Law Commission of Ontario amid a multi-year law reform review on AI and automated decision-making
An upcoming Law Commission of Ontario event will look at the role of the legal profession in society’s grappling with the rise of Artificial Intelligence in the justice system.
On Thursday, Dec. 9, the LCO will host on Zoom a 90-minute discussion on how litigation and regulation can help protect rights affected by AI and automated decision-making. Superior Court Justice Jill Presser will moderate a panel discussing litigation, which will be followed by a panel on regulation, moderated by Nye Thomas, LCO executive director.
The LCO is engaged in a multi-year law reform review of AI’s impact on the justice system and has published four papers on the topic in the last year. The project examines civil, administrative and criminal law and how AI and ADM are being used in the employment and labour contexts, government decision-making with respect to access to social benefits, bail, sentencing and evidence generation, says Ryan Fritsch, legal counsel with the LCO.
With its panel, “AI Decision-Making: Protecting Rights Through Litigation and Regulation in Canada and the United States,” the LCO, says Fritsch, is inviting the profession to consider three issues: What is coming from AI and what its impact will be on civil, administrative and criminal law; how lawyers can help begin to regulate some of its anticipated impacts; and what Canada can learn from countries which are a little further ahead in the process.
“This panel is kind of unique,” he says. “Because we're actually bringing in some experts from the United States to sit with experts in Canada and discuss the U.S. experience, which is probably several years ahead of Canada in terms of AI and its impact on justice.”
Among the panellists is Martha Owen, a public- and private-sector labour litigator at the Texas firm, Deats Durst & Owen, who has experience helping to reel-in AI decision-making. Owen was lead counsel for the Houston teachers’ federation in their challenge of the school district’s AI-powered, teacher-performance-assessment tool.
The school district refused to release the source code, so they could not explain how the AI was making its decisions, says Fritsch.
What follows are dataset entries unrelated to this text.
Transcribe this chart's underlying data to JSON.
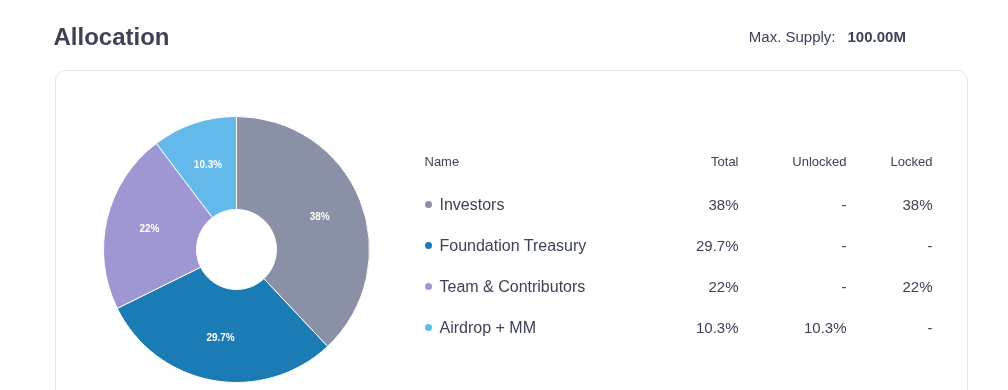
{
  "chart_data": {
    "type": "donut",
    "title": "Allocation",
    "categories": [
      "Investors",
      "Foundation Treasury",
      "Team & Contributors",
      "Airdrop + MM"
    ],
    "values": [
      38,
      29.7,
      22,
      10.3
    ],
    "colors": [
      "#8a90a6",
      "#1a7bb5",
      "#9f97d1",
      "#62b9ea"
    ],
    "value_labels": [
      "38%",
      "29.7%",
      "22%",
      "10.3%"
    ],
    "legend": "right",
    "annotations": [
      "Max. Supply:",
      "100.00M",
      "Name",
      "Total",
      "Unlocked",
      "Locked",
      "-",
      "38%",
      "-",
      "-",
      "-",
      "22%",
      "10.3%",
      "-"
    ]
  }
}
That meant they could not then evaluate whether it was performing properly or being fair, he says. The litigation resulted in the school district being forced to get rid of the AI tool.
“It was making decisions about people's lives and careers, without really being able to explain and justify how it was doing it,” says Fritsch. “So they threw it out. It's one early example we had from a few years ago of the kinds of issues that arise with AI in terms of litigation.”
Also a panellist Thursday is Gerald Chan, partner at Stockwoods LLP Barristers and co-editor – along with Justice Presser – of Litigating Artificial Intelligence. Chan says that, while litigation plays a valuable role in educating the public on AI’s pros and cons, government must pass regulations to deal with these systems.
“You can only accomplish so much on an ad hoc basis through litigation, especially bearing in mind the limitations on access to justice,” he says. “Litigating the fairness and reliability of AI systems is a complicated enterprise. You need access to experts, disclosure of the source code, disclosure of validation studies, etc. A lot of cases could fall through the cracks if we’re relying solely on litigation to regulate the use of AI systems.”
Artificial intelligence is already playing a role in Canadian civil and administrative law, one example being Immigration Refugees and Citizenship Canada’s use of an automated routine to approve visitor visas, says Fritsch.
“That's an example of AI for good. They're using AI to expedite a positive decision… It's AI providing a more efficient service to approve more applicants and address the backlog.”
“Some other examples that we're aware of are a little more questionable,” he says.
Canada Revenue Agency is using AI to analyze the employment status of income tax filers. The technology has a role in recommending whether someone is a contractor or an employee, for example, which determines certain taxes and write-offs, says Fritsch.
“A little bit more murky. Because that raises questions. What if you disagree with what the AI is recommending? How do you challenge that? How do you review the AI's decision? You can't really get an explanation out of the AI for how it made the decision.”
To ameliorate the lack of transparency, organizations are looking at methods such as having a “human in the loop,” says Fritsch. The idea is that having people take the AI’s advice, interpret it, and then make the ultimate decision would be an effective check and balance. But he adds that the human in the loop raises questions, including how the human is trained, and whether, out of expediency, the human will simply defer to the AI.
This is where litigation, regulation and the role of lawyers come into play, he says.
“What we're suggesting is that lawyers and the participation of the legal profession is also a really important human in the loop.”
The profession is needed not only to be a “person in the process” but to be well-trained and aware of flawed AI’s potential for bias and discrimination, due process concerns, as well as explaining how a decision is reached and ensuring decisions are based on evidence and that people have a right to challenge them, says Fritsch.